Anyway, if you like my curation of links, follow me on Twitter. The reason I do this is mainly for my future reference rather than what I think others are interested in, but if you are interested in some of what I am interested in, it will work for you.
- Emails (one to one or one to few conversations). I try to keep these as brief as possible. In some cases, down to a single letter (Y, N). If you don’t ask an explicit question requiring a response, you may not get a response.
And then there are the Other Social Networks:
- Facebook. I used to automatically feed my blog here, but it stopped. I just it started again with Twitterfeed. I assume most people will ignore or block me. I occasionally comment on someone’s post, or like something. I don’t know why. I occasionally post pictures of the kids, but I am torn between that and Flickr, and lately Flickr gets more love. If I know you in real life, feel free to FB me.
- LinkedIn. I still don’t know what it is for, but I have lots of contacts. I don’t write here and stopped feeding the blog here when they had some technical issues (posting a picture of Jenny McCarthy with my post). I just started again with Twitterfeed, since there are a few readers there. Feel free to Contact me there.

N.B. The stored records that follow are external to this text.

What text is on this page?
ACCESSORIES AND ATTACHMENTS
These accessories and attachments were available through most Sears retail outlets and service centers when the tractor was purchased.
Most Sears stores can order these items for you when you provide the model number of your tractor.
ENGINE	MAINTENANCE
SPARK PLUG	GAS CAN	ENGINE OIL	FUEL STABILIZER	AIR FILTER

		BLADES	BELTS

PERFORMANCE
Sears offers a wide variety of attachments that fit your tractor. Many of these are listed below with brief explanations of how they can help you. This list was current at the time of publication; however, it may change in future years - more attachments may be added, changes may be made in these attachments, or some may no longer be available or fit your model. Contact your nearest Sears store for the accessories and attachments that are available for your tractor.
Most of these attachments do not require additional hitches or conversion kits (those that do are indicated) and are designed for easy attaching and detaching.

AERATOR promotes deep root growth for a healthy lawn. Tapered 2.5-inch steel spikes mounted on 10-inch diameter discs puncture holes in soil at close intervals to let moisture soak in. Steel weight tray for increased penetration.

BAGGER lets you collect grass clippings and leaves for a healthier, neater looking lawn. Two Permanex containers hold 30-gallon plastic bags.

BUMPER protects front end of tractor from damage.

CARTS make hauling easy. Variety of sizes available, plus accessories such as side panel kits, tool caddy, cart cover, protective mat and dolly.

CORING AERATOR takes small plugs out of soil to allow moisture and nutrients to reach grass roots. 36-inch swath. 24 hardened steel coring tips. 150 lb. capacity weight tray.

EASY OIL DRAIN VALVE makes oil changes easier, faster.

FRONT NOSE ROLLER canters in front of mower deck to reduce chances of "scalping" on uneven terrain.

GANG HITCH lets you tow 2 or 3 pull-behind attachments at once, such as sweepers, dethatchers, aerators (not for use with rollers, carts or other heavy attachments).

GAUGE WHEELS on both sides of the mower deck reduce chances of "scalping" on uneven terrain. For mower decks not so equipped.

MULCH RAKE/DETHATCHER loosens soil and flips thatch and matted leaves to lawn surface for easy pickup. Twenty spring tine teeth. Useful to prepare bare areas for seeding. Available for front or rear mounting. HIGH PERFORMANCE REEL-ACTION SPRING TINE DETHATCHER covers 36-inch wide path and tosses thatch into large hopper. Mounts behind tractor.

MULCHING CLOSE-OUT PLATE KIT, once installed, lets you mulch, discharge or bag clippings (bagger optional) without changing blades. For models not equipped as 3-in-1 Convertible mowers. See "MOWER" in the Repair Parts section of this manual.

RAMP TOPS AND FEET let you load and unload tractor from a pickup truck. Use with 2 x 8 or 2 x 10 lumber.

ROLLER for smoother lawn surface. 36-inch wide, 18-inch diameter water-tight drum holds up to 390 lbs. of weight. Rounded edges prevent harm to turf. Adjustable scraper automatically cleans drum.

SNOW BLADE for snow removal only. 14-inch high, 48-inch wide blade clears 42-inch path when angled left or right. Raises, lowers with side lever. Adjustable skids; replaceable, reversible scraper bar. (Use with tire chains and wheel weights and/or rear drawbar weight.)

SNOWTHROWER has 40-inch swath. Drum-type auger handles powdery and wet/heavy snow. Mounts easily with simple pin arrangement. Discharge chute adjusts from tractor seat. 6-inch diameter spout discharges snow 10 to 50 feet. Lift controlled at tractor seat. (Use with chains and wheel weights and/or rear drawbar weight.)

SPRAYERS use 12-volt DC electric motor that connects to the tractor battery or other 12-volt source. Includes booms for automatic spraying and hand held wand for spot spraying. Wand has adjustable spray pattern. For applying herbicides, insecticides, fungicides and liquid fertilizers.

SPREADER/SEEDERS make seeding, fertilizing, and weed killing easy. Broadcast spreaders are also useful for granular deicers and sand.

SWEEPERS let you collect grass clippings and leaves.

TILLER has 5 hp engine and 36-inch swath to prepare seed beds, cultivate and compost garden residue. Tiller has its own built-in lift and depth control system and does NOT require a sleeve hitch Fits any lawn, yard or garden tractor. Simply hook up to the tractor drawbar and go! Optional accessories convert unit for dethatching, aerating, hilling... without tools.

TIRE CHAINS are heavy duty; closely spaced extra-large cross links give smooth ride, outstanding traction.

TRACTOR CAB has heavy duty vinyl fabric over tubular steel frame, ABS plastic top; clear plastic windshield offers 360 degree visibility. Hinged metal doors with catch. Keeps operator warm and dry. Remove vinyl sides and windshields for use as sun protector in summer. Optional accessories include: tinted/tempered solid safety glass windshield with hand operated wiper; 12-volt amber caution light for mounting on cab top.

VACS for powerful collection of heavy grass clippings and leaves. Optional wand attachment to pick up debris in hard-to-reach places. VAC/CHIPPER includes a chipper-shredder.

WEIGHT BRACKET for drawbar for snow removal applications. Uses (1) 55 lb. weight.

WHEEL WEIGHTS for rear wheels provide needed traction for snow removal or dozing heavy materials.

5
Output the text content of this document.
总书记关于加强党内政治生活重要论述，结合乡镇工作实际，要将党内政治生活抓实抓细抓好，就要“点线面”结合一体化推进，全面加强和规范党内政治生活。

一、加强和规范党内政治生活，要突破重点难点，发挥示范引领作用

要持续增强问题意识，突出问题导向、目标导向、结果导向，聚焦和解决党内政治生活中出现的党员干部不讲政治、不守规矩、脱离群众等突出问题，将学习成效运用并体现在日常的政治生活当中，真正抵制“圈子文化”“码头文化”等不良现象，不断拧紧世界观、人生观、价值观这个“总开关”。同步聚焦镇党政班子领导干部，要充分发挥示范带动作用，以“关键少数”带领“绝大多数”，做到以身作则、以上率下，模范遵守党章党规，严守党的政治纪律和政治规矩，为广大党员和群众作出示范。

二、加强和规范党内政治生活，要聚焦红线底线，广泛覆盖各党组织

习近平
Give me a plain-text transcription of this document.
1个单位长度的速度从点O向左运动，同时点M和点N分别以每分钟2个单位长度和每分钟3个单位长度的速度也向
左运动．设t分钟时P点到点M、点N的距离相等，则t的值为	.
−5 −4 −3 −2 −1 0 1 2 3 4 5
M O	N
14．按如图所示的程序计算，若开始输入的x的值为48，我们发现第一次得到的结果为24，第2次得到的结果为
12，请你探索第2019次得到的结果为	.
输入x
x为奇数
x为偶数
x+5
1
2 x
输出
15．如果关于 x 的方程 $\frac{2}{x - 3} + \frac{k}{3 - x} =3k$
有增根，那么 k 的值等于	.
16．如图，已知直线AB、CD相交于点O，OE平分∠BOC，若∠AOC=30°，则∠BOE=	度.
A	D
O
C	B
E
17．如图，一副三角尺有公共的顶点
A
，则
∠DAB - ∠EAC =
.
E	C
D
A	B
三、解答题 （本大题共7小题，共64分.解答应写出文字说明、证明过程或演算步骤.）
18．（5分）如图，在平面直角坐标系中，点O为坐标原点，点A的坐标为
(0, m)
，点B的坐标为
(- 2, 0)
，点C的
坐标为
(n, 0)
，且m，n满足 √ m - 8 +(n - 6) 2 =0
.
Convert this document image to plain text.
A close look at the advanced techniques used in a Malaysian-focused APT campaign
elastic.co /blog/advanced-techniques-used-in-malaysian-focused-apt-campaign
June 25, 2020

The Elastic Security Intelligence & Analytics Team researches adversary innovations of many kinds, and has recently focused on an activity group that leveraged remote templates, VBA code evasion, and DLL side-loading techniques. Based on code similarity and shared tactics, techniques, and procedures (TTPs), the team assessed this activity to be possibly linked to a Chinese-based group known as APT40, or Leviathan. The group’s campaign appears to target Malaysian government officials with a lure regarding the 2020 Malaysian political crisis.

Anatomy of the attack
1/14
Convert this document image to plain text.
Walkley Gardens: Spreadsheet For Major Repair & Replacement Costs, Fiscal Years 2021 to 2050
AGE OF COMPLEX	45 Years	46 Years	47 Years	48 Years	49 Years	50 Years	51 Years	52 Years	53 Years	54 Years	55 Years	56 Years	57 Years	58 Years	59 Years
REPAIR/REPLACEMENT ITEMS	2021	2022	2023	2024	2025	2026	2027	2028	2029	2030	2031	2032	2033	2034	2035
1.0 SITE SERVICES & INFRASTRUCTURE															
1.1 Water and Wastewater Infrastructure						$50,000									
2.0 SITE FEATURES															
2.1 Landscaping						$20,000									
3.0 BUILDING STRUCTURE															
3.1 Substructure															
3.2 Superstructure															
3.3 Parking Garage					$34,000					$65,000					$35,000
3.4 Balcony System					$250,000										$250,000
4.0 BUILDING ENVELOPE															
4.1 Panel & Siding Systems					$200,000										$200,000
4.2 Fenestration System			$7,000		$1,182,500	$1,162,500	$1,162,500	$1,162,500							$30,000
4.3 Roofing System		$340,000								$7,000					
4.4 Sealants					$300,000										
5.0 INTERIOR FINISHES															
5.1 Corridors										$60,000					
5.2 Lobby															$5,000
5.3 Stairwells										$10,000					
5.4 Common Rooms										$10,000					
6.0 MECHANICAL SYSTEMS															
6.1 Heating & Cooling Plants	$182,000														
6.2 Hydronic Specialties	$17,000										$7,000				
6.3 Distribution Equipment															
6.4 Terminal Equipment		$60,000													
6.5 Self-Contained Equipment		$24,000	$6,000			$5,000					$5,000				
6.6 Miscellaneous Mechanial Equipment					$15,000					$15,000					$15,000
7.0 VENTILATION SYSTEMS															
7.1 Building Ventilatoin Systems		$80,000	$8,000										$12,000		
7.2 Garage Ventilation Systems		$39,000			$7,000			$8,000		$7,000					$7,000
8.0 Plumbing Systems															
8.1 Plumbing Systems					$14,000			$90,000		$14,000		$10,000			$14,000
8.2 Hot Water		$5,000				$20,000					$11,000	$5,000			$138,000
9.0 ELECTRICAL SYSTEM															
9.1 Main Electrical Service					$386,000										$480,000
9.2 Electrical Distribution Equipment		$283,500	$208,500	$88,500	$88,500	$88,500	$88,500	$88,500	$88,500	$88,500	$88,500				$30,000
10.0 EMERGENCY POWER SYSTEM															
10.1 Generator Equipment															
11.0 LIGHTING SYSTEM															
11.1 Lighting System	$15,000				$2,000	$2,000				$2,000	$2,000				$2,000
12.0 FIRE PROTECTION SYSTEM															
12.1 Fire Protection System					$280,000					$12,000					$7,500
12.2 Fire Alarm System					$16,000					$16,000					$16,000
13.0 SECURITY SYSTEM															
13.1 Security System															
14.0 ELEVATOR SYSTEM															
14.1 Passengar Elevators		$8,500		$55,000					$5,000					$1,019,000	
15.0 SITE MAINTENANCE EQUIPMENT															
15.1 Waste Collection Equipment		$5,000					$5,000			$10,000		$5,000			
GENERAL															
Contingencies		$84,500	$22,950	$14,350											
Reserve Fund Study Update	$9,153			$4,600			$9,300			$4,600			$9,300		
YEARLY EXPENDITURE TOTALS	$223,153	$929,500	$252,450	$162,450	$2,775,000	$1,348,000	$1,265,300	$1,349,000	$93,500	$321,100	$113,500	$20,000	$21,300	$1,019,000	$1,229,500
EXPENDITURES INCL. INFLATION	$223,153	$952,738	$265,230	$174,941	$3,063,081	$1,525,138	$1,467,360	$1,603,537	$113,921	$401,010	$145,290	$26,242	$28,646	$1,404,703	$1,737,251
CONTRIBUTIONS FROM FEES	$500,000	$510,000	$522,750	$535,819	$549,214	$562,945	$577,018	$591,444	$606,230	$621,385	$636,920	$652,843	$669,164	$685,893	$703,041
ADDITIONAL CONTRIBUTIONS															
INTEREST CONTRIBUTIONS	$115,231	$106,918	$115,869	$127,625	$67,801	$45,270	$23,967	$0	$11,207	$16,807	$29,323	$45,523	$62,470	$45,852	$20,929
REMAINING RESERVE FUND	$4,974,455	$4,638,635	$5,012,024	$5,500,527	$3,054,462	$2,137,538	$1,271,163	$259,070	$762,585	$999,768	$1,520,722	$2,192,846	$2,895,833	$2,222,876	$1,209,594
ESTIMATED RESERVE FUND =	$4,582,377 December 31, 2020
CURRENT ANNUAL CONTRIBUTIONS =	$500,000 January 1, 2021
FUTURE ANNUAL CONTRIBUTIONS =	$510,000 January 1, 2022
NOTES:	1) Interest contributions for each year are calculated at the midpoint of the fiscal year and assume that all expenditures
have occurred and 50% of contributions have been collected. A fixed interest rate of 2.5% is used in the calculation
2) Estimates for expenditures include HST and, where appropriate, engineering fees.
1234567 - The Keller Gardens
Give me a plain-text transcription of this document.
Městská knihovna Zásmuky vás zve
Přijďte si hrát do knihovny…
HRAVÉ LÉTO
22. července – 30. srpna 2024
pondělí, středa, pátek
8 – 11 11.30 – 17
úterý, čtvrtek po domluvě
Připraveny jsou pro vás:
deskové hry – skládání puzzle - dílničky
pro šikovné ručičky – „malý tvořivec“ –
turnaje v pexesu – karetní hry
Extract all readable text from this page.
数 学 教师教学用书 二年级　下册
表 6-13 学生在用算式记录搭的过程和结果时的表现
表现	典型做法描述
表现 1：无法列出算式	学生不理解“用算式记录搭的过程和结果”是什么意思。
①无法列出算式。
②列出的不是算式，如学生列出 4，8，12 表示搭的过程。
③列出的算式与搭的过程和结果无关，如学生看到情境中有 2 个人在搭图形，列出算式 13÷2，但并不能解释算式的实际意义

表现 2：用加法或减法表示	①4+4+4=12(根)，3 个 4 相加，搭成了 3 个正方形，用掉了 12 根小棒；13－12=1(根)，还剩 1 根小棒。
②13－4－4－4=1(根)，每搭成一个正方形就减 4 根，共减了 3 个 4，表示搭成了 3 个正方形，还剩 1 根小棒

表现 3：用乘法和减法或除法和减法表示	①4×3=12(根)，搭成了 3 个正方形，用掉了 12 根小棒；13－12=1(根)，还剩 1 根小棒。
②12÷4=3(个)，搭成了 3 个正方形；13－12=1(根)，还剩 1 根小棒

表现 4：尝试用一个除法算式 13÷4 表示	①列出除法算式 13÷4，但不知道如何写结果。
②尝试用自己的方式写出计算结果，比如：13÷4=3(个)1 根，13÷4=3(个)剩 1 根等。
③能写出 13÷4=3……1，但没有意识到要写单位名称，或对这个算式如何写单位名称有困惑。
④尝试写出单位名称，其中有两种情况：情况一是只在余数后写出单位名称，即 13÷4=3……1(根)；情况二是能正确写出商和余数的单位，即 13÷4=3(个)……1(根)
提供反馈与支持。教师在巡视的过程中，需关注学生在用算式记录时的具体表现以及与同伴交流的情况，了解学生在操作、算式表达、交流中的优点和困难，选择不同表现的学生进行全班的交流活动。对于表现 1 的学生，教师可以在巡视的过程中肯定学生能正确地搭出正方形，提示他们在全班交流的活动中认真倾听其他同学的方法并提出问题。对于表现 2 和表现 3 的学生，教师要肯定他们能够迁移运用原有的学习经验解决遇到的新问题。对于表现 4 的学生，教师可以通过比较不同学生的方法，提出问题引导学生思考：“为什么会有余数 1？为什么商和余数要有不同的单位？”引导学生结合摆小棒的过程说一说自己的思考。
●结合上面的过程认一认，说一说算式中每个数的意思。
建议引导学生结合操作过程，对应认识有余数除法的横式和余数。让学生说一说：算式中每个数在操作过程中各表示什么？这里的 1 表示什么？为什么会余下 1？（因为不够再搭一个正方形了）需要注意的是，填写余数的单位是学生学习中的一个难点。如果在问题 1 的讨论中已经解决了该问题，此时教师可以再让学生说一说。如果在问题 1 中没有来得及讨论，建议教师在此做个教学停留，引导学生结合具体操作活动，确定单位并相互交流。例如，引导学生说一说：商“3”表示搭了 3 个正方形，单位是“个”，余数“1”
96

- GooglePlus. I send my posts to Google+. I don’t know why, though there are a few readers there. Feel free to Encircle me there.
The Transportationist dates from April 2006 (notably post-tenure). So what is the purpose of The Transportationist: It is temporally random, featuring posts of random length but almost always less than 5000 words and often less than 500, generally something transportation-land use related or an announcement of something I or my students have written or edited elsewhere, or a conference, or a talk, etc. In short it is my and my research group’s blog (but I am solely responsible for its content). It is not a community website, or intended for comments generally (in contrast with e.g. Streets.MN), though some posts in the past have drawn quite a few. If you think what the blog says is interesting, follow it. If not, keep calm and carry on.
If you have comments, you should get a blog (or if you have one, post there). As someone on the web remarked, that will get a lot more attention for both of us due to Google’s PageRank formula than posting on comments with a nofollow tag. If you think I should post something, feel free to email me, I sometimes posts “A reader writes” type of posts, or “A reader responds”. Let me know if you prefer anonymity from the rest of the world, but I still need to know who you are.
Another complaint about comments. I don’t much like anonymous speech (though I understand the need in the case of totalitarian dictatorships, that is not the situation here). Most comments are anonymous. If I ever migrate to a new platform, I will reconsider. As someone said, never read the bottom half of the internet. Also don’t feed the trolls.
If you want to get in touch with me, there are lots of channels, frankly too many. Email is probably best. You are smart, you can find it.
So if you are still with me, thanks for reading to the end of the post.